If you are using a NAS, you can attach a virtual drive to an instance, work on it with that instance, then detach that virtual drive and attach it to a different instance. This means you don’t have to use over the wire data moves.
You can also increase the size of a virtual drive, and the instance can take advantage of more disk space without having to be rebooted or any downtime.
Besides increasing the size, we can attach new drives.
This means that storage management is much easier.
Virtual Networks
The host computer lives on one or more physical networks. The instances can be bridged onto that physical network.
The instance can also be protected behind a Network Address Translation (NAT) service. This gives complete outbound connectivity but requires extra configuration for inbound.

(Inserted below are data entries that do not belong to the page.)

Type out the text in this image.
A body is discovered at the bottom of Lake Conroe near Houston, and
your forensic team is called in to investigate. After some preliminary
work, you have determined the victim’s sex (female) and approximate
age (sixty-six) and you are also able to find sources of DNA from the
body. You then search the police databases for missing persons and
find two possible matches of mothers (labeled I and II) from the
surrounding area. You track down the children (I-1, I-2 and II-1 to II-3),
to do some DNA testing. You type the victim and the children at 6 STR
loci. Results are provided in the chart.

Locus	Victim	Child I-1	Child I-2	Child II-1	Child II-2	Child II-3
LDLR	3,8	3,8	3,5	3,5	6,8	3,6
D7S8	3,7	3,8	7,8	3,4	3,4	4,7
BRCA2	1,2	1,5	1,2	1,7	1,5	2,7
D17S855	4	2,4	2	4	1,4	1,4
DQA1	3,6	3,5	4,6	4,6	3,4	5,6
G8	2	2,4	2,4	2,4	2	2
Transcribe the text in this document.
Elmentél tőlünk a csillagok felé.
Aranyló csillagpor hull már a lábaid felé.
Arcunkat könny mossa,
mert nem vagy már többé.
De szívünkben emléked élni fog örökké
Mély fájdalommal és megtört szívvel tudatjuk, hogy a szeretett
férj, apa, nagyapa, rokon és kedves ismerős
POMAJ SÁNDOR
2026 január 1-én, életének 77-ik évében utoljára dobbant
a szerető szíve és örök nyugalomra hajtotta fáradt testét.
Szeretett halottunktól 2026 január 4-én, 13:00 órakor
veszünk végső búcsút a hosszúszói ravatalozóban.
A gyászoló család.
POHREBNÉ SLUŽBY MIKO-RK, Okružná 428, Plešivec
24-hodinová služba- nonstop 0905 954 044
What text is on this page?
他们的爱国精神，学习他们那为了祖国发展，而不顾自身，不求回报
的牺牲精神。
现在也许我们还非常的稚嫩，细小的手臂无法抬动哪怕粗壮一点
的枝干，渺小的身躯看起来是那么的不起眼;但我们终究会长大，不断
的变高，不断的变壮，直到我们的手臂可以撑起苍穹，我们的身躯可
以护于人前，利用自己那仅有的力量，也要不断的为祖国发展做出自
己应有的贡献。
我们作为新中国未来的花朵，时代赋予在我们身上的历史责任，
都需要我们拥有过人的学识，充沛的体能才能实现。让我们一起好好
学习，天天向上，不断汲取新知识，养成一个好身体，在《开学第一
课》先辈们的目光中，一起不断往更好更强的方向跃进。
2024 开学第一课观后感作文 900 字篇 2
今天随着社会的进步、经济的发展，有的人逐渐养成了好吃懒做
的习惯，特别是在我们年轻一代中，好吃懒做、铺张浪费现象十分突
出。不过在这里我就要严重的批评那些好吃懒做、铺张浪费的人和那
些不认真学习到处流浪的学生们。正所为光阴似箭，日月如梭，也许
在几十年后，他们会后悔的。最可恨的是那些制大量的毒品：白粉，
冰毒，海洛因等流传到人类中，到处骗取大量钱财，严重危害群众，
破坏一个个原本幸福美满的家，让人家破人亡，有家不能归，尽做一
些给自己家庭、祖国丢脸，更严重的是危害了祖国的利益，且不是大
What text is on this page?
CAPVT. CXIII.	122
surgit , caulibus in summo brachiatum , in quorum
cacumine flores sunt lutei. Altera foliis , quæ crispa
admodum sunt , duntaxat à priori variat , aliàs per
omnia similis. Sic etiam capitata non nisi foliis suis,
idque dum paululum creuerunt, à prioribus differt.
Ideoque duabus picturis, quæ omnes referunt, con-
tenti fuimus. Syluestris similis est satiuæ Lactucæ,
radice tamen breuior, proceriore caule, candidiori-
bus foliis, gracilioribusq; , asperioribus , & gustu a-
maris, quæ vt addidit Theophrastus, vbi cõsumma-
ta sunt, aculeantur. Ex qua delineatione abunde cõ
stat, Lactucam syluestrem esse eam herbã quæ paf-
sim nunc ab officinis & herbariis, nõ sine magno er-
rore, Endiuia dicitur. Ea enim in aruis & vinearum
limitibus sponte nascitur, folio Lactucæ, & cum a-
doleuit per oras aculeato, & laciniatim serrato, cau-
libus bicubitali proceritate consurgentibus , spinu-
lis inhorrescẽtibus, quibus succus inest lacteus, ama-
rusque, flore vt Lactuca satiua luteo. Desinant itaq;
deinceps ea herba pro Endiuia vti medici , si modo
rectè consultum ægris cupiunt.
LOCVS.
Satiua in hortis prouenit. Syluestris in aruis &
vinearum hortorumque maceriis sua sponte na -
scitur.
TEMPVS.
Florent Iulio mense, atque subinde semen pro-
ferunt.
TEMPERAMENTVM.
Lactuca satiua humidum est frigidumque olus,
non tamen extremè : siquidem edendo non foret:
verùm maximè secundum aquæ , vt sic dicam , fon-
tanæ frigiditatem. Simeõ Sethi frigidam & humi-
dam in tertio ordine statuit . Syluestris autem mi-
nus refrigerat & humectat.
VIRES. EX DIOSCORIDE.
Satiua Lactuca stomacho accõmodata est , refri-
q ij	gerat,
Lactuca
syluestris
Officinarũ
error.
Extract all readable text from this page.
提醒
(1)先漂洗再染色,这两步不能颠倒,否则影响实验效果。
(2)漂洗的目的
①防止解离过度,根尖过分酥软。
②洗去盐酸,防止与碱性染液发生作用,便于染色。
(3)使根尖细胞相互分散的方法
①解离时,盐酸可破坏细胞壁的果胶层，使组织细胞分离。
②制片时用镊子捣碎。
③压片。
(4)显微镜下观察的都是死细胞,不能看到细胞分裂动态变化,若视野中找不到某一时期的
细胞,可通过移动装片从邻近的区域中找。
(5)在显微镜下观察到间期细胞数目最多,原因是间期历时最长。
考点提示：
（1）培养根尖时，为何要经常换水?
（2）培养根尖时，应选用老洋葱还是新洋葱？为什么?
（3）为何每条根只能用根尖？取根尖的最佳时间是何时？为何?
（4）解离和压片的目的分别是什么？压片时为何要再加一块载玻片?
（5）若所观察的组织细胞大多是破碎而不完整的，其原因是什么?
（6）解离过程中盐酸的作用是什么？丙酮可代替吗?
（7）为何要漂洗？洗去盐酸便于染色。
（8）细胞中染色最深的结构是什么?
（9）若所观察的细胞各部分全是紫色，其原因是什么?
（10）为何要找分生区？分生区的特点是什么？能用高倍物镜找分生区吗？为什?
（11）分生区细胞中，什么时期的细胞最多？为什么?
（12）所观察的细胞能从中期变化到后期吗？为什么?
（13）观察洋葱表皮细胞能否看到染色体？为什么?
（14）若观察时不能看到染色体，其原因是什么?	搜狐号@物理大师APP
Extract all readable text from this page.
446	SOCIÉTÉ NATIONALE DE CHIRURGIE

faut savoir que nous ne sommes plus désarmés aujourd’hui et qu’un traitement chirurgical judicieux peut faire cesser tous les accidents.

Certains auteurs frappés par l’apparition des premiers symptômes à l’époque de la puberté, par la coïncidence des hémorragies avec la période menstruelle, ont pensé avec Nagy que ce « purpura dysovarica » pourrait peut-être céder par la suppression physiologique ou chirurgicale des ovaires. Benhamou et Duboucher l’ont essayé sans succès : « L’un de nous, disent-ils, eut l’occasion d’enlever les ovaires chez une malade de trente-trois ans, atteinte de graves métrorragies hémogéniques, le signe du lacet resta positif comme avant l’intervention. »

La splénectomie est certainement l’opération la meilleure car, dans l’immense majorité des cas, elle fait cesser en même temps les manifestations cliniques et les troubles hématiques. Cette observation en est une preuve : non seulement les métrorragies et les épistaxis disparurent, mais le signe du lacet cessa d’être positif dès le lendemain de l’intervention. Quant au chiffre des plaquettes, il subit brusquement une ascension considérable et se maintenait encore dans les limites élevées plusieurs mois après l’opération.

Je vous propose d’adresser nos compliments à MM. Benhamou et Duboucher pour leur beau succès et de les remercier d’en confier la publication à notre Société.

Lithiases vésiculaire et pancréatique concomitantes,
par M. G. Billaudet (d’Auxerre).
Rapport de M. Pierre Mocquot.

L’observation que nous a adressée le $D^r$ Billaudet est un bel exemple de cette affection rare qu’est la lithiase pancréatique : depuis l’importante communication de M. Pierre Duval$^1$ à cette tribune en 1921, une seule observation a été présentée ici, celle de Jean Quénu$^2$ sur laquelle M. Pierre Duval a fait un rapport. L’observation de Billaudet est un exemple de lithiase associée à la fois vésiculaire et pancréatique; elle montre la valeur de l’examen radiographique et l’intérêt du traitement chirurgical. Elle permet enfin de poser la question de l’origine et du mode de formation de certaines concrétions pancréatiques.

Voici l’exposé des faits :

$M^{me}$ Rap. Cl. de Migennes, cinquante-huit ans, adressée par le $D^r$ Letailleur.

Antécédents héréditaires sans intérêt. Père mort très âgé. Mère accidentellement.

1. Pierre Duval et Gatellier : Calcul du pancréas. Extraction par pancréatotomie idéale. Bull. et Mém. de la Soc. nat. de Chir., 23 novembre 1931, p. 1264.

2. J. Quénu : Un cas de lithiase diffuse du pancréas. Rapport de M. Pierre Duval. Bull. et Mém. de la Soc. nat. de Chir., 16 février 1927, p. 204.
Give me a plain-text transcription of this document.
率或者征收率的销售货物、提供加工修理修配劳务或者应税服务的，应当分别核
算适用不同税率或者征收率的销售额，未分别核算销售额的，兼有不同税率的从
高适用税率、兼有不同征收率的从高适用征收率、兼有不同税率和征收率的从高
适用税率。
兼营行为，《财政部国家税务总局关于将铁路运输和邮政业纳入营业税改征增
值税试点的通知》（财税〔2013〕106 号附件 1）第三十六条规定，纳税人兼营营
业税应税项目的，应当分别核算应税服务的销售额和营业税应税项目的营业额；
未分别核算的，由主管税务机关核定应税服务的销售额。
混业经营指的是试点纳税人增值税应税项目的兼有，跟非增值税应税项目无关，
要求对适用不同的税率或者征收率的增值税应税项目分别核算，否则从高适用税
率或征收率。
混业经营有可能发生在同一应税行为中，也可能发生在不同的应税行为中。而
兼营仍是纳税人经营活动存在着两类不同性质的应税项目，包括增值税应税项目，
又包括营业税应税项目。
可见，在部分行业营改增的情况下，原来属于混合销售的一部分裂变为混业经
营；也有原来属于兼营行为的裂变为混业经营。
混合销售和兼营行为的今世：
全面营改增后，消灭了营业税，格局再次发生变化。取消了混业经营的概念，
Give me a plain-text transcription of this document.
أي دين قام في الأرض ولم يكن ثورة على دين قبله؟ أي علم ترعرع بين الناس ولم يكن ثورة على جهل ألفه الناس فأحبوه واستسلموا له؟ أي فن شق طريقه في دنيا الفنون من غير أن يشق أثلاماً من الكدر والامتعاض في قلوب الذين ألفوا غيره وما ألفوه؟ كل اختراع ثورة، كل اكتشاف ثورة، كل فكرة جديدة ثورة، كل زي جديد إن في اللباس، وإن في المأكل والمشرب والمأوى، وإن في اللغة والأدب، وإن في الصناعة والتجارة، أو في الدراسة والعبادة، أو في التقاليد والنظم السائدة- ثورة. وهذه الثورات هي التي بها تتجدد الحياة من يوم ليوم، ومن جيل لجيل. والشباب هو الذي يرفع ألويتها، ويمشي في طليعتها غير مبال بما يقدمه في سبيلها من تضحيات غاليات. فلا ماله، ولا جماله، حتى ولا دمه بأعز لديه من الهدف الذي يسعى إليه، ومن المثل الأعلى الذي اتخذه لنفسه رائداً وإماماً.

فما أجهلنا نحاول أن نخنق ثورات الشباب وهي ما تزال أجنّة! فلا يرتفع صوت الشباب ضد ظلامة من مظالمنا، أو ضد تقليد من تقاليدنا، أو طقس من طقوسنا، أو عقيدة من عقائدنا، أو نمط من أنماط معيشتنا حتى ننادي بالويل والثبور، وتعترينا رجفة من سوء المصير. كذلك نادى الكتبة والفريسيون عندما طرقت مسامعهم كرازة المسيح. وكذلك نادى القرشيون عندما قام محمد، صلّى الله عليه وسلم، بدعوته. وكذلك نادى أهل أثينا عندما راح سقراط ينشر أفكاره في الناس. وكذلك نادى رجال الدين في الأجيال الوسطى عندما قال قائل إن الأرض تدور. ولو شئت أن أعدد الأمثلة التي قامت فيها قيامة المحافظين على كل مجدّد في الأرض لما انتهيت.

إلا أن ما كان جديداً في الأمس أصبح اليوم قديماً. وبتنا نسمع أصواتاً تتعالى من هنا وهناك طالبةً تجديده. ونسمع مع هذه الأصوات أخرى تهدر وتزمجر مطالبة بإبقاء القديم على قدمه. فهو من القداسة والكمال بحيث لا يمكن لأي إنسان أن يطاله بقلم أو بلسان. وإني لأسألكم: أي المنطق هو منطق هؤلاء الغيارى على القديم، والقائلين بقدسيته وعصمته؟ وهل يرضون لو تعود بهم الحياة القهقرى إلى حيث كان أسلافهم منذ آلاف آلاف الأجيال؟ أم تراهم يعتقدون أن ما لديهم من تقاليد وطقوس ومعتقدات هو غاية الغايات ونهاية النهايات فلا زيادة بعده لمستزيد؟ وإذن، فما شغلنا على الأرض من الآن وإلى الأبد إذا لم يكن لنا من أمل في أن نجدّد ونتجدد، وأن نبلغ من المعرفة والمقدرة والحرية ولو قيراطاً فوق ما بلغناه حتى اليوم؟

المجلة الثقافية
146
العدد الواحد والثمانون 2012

But an instance can be placed within a Virtual Private Cloud (VPC). A VPC provides the complete internet IP space to the instance (or instances).
This means that user A can have their instances on 192.168.100.x and user B can have their instances on 192.168.100.x with out collisions.
None of user A’s traffic appears in user B’s VPC.
VPCs can be connected to share with gateways. When this is done, all the VPCs must use non-overlapping subnets.
In other words, 192.168.100.1 on user A’s VPC cannot communicate with an instance on user B’s VPC at address 192.168.100.55.
But if user A agrees to use 192.169.100.x and user B agrees to use 192.168.99.x then the VPCs can be connected with a (virtual) router.
Using a VPC means that the user must use a gateway to talk to any other VPC or physical network. This places a NAT service in the gateway.
A physical address is assigned to the gateway, which forwards all traffic to one or more VPC IPs.
Conclusion
While every infrastructure manager (network manager) needs to know their VM Manager. They all work in similar ways. If you know the basics, the rest is just a matter of finding the correct button or command.
This stuff is easy once the infrastructure is set up.